Она никогда не настаивает на том, чтобы он рассказывал ей вещи, которые хочет утаить; но предупреждала, что любопытна и что тайные вещи лучше не оставлять на виду, грех не раскрыть тайну, если наткнулся! Скрывай то, что скрываешь, считала она.

Она не любила его, а стало быть, никогда не ревновала, готовая поддержать его в любом увлечении и деле. С тех пор, как он занялся коробочкой, он пропадает ночами и приходит поздно, не объясняя причины, но ни разу не услышал от него ни одного серьезного упрека или даже встревоженного взгляда. Спокойствие Геллы было настолько полным, словно ее существо было заперто в звуконепроницаемом черном пузыре в бесконечном сне, в котором ей снятся лишь пшеничные поля, по которым она идет в одиночестве.

2

Это был очень молчаливый, меланхоличный пёс по имени Корсика — в честь острова, на котором растут пальмы столь же пушистые, что и его уши. Лишь по ночам от его будки веяло тихим, как ветер, воем, который мог бы доноситься с раздираемой штормом палубы корабля, или из старой парадной с лежанки в углу, среди копошащихся в квартирах живых, теплых людей, или из космического корабля, где лежать под иллюминатором, свернувшись калачиком и глядя на далекую голубую Землю; его тоска  пробуждала в людях ответную тоску и злость нежелания вспоминать подавленное, космическое, далекое, давнее; это побудило соседку (которая в детстве Геллу на руках носила, подумать только!) выйти в одну из этих освещенных тоской ночей, держа в руках кусок мяса, начиненный лезвиями (не дрогнула же рука, которая придерживала меня за спину, думала Гелла).
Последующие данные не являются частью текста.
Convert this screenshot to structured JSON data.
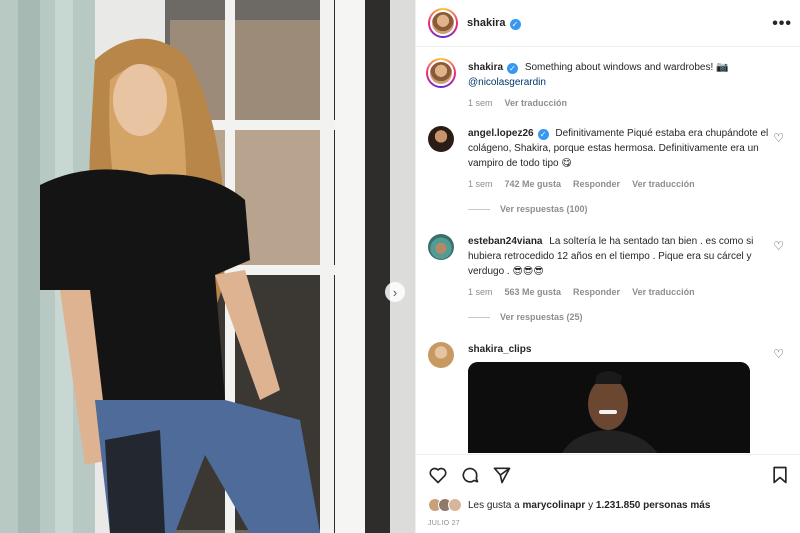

Вой Корсики влиял на сны Геллы — ей часто снились мужчины, которые обнимали ее большими, великаноподобными руками, касались всяких мест, которые Гелла кому попало касаться не позволяла, всегда — так ясно и отчетливо, словно бы это были не сны вовсе, а разворошенная сажа, вспорхнувшая с углей некогда пережитого\забытого. Под вой Корсики ей приснился мужчина с черным обветренным лицом в кожаной куртке, который так стремительно взял ее там, во сне, повалив куда-то в темноту, что, казалось, он пронизывает не только ее тело своим телом, но и ее сознание своим сознанием; она рывком проснулась, едва только он прекратил агрессивные, тяжелые движения, словно ледокол, прорубающий океан, и увидела, что у нее впервые пошла кровь. Она смотрела на пятно, вспоминая, как в руках мужчины ее сжимало в бесконечно малую точку, а потом взглянула в окно, где выл Корсика, неотличимый от кромешной тьмы.

Гордый, путешествующий по далеким краям Корсика навряд ли удостоил соседку взглядом; он видел смерть твердо и ясно, как белеющую в темноте кость, до которой, как и до смерти, лишь склонить голову; он принял смерть в лице соседки и принял ее неизбежность, как происходило и миллионы лет назад в его бытность человеком, изобретшим колесо, Понтием Пилатом, фрейлиной мадам де Помпадур, капитаном экспедиции на Сатурн Эдгаром Миром, бедняком на улицах Венеции, солдатом, павшим на реке Хуан-Хэ не особо геройской смертью, но такой же неизбежной. Корсика был стар и мудр, он все знал, но ничего не помнил, лишь понимал, что смерть — это вход в невидимое прожитое и невосполненное настоящее. Он съел мясо, которое, словно экспансивная пуля, расцвело у него в желудке железными щупальцами.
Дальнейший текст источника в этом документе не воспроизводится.